Chapter Seven 

Alex and Henry continue to make headlines with their public friendship, and the world is charmed. Alex has vowed to keep their relationship purely physical, but he increasingly has romantic feelings for Henry, and he’s not sure what to do about them. He has trouble naming what the feelings are and downplays them in his head and to others. Alex and Henry take a trip to Paris, and they end up spending the entire night together for the first time, which Alex enjoys but feels it is more intimate than he counted on. They celebrate their birthdays together, sneaking into the same hotel room, protected by Alex’s security guard, Cash, who knows the nature of Henry and Alex’s relationship.  


In between traveling and clandestine meetups, Henry and Alex continue to get to know each other. They share stories from their childhoods, tell each other about their siblings, and commiserate. Alex notices that somedays, Henry falls into a dark mood or depression and it’s difficult to engage with him. Alex wishes he could help more. He notices that he’s attracted to Henry no matter what his mood is. Henry confides in Alex about his sister, Bea, who has been called “Powder Princess” in the press because of her struggles with addiction to cocaine.
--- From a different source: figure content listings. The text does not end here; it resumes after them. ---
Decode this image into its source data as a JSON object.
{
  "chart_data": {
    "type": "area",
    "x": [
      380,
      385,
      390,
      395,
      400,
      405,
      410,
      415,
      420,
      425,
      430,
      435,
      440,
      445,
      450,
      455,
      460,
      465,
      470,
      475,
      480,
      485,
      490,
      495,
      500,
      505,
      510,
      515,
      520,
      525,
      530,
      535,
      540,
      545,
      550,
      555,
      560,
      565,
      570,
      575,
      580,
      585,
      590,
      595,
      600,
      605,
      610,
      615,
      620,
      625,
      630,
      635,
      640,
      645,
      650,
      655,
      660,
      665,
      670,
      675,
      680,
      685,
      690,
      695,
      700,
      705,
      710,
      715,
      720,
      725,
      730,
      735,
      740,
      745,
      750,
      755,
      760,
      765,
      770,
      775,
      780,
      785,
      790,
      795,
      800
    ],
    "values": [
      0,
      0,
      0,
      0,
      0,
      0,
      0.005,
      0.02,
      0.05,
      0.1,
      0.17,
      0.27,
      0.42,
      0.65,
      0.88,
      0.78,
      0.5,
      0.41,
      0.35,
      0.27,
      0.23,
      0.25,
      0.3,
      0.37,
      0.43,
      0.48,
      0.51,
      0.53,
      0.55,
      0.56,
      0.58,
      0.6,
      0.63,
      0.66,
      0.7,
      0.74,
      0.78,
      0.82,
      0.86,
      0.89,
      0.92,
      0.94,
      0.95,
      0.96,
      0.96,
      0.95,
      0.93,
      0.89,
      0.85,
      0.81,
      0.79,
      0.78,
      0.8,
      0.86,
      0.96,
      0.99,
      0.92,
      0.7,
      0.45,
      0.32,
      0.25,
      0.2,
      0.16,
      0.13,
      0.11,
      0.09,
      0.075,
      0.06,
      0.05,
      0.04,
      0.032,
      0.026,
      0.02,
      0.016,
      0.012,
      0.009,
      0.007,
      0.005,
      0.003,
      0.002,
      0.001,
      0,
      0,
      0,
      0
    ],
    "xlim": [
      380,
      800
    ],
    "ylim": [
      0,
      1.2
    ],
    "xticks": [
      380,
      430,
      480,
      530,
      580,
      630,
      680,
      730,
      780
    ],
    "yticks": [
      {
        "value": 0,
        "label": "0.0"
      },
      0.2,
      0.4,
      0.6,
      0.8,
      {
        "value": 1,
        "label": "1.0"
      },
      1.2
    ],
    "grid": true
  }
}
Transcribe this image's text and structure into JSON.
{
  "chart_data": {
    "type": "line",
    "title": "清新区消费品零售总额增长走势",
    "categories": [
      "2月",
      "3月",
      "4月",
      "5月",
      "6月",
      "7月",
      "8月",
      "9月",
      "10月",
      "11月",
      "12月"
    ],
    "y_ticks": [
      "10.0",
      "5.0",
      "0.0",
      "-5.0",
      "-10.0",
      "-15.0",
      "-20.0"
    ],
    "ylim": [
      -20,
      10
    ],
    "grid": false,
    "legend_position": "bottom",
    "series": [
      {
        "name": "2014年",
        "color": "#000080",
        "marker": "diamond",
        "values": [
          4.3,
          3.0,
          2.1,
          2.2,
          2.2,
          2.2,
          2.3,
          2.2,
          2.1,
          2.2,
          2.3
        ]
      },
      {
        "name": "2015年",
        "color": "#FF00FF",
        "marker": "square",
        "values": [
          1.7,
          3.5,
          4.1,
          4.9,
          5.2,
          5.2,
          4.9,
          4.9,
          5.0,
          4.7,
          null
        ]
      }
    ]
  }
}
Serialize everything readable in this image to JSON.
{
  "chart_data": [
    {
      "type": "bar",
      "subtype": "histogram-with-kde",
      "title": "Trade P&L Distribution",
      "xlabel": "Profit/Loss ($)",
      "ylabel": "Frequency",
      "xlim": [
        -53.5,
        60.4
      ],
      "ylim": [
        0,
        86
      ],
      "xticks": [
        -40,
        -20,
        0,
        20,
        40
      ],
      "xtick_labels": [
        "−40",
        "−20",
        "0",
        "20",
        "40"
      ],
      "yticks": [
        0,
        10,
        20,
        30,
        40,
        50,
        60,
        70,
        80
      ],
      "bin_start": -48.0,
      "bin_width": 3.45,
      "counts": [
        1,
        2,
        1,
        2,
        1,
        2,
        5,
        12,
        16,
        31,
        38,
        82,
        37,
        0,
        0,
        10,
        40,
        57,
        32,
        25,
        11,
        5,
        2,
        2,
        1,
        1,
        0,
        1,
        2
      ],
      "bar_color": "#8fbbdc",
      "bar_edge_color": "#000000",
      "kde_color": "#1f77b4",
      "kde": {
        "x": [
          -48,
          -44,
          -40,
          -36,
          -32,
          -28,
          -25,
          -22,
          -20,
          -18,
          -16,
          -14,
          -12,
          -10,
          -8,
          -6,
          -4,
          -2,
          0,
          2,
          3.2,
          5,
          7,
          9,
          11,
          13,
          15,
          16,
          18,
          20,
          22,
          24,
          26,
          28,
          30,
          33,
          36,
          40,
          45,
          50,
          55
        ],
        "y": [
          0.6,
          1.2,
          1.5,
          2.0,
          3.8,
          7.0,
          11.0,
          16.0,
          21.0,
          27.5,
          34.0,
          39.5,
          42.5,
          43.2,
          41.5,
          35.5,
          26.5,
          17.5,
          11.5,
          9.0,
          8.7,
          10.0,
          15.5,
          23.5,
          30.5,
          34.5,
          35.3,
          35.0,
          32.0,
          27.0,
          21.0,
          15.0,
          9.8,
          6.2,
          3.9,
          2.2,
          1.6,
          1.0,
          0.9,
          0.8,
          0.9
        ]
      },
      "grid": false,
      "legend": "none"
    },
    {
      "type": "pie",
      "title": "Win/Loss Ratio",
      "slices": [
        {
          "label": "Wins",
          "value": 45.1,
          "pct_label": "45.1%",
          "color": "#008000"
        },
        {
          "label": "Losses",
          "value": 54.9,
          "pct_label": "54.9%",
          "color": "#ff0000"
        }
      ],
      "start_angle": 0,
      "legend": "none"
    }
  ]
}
Someone even spray painted the epithet on Bea’s car. Alex and Henry bond over the fact that they both wish they could protect their sisters but also recognize that their sisters do a very good job of protecting themselves. Henry also opens up about his father and lets Alex in on his grief. 

Meanwhile, more people are finding out that Alex has a romantic interest. Zahra spots a hickey on Alex’s neck and insists he should be seeing a girl from the approved list, cautioning him not to interfere with his mother’s reelection campaign. June confronts Alex about sleeping with Henry. Alex is surprised she figured it out, and June is hurt he didn’t tell her. Like Nora, June found it entirely obvious that the two of them were together. June also reveals that she’s known that Alex used to look at the picture of Henry from her teen magazine and that he had a crush on him since Alex was 12. Since Alex wasn’t quite aware of those things himself, he’s surprised and appreciative of his sister’s insight. June encourages Alex to realize that he has feelings for Henry, but Alex is resistant. 

Alex’s graduation party is interrupted by the announcement that the presidential race is officially between Richards and Claremont. Alex eavesdrops on his father talking to Luna about something terrible that happened in Richards’s past, but he doesn’t understand exactly what they are talking about. Alex, June, and Nora meet up with Henry, Pez, and Bea, and the six hang out, get drunk, and have a wild fun time doing karaoke. Alex and Henry sleep together. They wake up the next morning, hungover, and Alex feels like he finally has friends. 


This chapter explores names as prophecies which gives insight into characters’ personalities and identities. Henry’s full name, Henry George Edward James Fox-Mountchristen-Windsor, is comically long, and its heft hints at the weight of his inheritance. Like his name, his legacy is too much for one person to bear. Henry goes by simply Henry Wales, which is in keeping with the more modest life he wants for himself, one not so beholden to traditional ideas of what a prince is. Henry notes that he is named after the two gay kings, James and Edward, suggesting that queerness is also part of his legacy. Alex’s full name, Alexander Gabriel Claremont-Diaz, also represents a legacy that he embraces—to be a political forerunner like Hamilton and a diplomat like Gabriel, the patron saint of diplomats. It also represents how Alex has attributes of both his father, such as saying inflammatory things to the press, and of his mother, such as being stubborn. As Alex and Henry fall more deeply in love, they also give each other names, like baby and sweetheart, christening each other in love. 

These chapters reclaim LGBTQ+ characters and historical figures who have been straightwashed in mainstream discussions and in history books. As Alex understands himself more deeply through his bisexual identity, he learns about many of the LGBTQ+ characters, stories, and history that haven’t been a part of his knowledge. It is through learning this second history that he comes to understand more about himself and how he wants to help the world. For example, Henry teaches Alex about how many icons of British culture, such as Remis Lupin from Harry Potter, David Bowie, and Mick Jagger, have had their queerness overlooked or denied. This opens Alex’s eyes to the ways that he has not emotionally engaged with America’s gay history either. He begins to see his own personal history and his country’s history with new eyes because of his love for Henry and his new understanding of his own identity. 

The Texas Binder represents not only Alex’s dreams of making Texas more progressive but also Alex’s attempts to understand his own ambition. Alex’s Texas Binder is an act of rebellion, both against what he should be focused on in his policy job with the campaign and against what he thinks he should do with his career. Alex tells himself he wants a meteoric rise to becoming a Congressman, but his attention to Texas’s voting districts feels like a pull to do good on a more local level. His desire for Texas to turn blue is also a desire for the home state he loves to more accurately reflect the will of the people who have been silenced by gerrymandering. Alex is also figuring out what obsessively draws him back to the Texas binder and why his first job in politics is already leaving him impatient and unsatisfied. Alex is, metaphorically, pouring over a map of his life and trying to chart the course that will do the most good.